Why Did We Pull Out of Afghanistan?

Mike Weisser
4 min read4 days ago

There are lots of reasons why I’m going to vote for Joe in November, not the least being the fact that I always vote for the blue team. I even held my nose in 2016 and voted for she-who-still-can’t-keep-her-fucking-mouth-shut-but-I-won’t-mention-her-name, which only proves that I’m the biggest yellow-dog Democrat you’ll ever meet.

But in the current election, my decision to vote for Joe is not just because he’s a bona fide member of the blue team, but because he made the single most important and significant Presidential decision since Jimmy Carter pardoned the guys who resisted the Viet Nam draft, namely, that he pulled our troops out of Afghanistan and ended a twenty-year war.

That’s right. We went into Afghanistan in 2001 as part of our response to 9–11 and in an effort to capture Osama bin Laden, an attempt which failed.

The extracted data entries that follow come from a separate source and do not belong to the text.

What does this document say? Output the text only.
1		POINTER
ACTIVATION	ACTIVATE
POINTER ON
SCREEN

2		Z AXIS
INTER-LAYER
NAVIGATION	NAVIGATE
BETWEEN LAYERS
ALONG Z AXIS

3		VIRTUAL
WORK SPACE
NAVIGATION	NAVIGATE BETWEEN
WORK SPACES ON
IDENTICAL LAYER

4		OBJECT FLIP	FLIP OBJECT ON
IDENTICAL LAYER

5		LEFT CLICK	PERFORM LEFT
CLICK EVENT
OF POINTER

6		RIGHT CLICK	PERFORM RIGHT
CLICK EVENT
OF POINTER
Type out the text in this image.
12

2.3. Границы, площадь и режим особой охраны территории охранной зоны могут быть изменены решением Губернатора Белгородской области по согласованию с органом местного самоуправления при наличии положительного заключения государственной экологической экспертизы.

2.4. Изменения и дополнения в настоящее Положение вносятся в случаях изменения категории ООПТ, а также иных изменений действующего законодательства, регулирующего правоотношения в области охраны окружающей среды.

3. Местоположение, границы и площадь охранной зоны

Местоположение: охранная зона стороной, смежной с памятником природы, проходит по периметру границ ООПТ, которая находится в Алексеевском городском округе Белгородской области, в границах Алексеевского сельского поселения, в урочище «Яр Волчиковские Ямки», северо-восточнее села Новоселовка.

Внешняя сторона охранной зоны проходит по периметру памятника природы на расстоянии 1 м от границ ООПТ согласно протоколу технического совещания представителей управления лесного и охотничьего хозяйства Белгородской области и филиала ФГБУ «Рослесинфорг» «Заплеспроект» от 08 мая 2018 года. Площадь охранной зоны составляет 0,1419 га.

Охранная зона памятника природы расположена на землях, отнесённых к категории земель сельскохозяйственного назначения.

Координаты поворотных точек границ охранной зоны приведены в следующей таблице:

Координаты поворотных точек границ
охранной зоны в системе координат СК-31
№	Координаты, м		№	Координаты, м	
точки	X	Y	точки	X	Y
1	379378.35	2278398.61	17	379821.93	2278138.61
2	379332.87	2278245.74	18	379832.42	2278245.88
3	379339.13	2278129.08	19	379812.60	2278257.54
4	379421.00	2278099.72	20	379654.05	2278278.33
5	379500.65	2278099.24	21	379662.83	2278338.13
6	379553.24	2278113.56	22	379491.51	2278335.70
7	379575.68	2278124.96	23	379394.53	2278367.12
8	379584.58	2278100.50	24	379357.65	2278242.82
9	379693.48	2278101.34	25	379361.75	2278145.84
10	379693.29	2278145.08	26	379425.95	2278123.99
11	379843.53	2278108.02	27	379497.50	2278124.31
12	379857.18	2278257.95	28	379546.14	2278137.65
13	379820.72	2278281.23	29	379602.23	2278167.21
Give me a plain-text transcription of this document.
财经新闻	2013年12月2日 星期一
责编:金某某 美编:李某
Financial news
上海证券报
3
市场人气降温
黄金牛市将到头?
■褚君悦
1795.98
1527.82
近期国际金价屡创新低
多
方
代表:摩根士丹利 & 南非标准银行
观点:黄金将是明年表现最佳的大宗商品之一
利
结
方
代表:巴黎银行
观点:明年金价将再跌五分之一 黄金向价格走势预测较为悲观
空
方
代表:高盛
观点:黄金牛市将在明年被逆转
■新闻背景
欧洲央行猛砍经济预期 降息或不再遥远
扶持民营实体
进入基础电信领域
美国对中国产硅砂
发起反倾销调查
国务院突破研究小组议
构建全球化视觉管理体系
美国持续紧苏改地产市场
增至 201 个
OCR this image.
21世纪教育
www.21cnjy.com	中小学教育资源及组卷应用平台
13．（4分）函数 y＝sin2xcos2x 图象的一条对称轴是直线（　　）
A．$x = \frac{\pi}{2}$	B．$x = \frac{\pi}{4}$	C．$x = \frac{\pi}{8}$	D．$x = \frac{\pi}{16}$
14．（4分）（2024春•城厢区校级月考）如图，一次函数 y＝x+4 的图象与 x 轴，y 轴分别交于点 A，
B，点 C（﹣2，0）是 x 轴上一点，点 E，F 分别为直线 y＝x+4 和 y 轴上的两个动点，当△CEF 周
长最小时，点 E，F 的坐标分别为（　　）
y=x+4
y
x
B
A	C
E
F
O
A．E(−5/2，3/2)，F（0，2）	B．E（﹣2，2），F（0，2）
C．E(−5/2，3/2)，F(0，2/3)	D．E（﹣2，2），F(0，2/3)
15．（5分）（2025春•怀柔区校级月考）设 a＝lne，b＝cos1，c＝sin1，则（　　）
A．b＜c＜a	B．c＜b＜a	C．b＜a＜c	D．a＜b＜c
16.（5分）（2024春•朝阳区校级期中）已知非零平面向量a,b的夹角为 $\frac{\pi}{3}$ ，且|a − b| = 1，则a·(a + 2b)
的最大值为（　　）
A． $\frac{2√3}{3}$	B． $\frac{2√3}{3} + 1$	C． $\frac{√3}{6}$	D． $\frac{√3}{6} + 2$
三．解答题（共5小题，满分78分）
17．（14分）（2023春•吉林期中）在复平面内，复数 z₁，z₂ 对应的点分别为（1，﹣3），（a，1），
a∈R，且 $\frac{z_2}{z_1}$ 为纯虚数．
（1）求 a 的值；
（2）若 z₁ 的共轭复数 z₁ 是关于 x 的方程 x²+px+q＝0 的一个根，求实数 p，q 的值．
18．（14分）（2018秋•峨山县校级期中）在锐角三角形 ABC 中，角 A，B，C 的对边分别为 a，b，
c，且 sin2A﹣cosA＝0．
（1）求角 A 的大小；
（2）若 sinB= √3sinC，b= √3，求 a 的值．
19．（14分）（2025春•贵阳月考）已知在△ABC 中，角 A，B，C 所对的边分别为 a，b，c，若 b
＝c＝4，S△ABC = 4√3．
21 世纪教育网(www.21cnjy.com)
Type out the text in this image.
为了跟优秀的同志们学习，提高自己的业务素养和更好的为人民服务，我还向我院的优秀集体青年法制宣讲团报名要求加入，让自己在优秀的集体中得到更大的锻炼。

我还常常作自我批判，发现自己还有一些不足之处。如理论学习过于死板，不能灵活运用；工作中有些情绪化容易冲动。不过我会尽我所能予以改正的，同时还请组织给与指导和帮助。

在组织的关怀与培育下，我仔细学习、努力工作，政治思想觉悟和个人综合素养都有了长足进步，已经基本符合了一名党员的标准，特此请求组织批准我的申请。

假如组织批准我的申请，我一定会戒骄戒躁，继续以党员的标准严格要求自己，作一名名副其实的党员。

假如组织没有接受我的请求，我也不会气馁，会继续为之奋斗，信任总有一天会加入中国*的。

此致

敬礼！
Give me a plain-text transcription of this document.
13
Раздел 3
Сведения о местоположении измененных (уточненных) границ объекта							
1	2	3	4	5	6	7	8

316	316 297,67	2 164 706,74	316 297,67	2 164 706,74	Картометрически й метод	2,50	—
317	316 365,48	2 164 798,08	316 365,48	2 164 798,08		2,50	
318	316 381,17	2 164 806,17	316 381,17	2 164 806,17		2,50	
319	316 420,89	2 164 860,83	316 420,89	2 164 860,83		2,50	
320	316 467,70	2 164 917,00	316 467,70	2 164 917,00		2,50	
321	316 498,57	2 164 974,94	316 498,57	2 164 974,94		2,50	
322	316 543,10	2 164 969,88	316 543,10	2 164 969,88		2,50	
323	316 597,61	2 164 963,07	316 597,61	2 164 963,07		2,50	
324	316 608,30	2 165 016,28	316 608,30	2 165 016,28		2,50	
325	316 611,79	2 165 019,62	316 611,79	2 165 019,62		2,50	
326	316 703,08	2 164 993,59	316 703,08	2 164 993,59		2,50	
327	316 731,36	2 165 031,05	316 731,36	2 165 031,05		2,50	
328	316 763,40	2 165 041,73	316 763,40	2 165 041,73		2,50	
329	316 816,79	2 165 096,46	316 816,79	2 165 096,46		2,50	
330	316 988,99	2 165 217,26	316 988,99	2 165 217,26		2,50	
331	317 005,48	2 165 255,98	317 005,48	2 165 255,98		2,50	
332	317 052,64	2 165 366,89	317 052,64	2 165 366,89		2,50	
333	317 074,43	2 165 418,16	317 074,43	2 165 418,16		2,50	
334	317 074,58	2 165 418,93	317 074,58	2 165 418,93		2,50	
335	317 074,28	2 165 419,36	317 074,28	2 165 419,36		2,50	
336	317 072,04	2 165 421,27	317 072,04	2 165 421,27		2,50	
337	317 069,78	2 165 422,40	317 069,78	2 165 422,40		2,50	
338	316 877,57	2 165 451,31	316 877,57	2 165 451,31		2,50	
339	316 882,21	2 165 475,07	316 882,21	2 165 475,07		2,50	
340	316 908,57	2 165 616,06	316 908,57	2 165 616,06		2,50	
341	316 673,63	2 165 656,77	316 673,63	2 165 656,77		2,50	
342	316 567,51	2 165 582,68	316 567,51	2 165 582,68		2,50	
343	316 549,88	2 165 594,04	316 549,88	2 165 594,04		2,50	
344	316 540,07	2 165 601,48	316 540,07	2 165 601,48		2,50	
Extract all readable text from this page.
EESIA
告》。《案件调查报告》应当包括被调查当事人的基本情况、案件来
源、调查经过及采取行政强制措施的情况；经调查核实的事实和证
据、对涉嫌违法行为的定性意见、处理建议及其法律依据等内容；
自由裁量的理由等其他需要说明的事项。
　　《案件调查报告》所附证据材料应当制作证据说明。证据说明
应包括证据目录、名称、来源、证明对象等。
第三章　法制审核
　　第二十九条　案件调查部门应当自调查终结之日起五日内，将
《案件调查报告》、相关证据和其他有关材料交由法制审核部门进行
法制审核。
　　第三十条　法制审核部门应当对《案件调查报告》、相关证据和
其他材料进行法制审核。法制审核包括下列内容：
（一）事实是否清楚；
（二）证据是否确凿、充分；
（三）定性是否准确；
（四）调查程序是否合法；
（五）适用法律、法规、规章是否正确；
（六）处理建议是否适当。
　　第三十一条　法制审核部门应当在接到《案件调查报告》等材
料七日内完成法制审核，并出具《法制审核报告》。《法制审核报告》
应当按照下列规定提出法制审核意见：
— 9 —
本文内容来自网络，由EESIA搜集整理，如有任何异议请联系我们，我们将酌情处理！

Why did we keep troops in Afghanistan for the next two decades, making it the single, longest commitment of American fighting forces to combat in the entire history of the United States? Because three successive Presidents — Bush, Obama, Trump — all shared the crazy belief that we could somehow build and maintain a Western-style kind of democratic government in a country which had been a graveyard for every political adventure and misadventure over the previous two hundred years.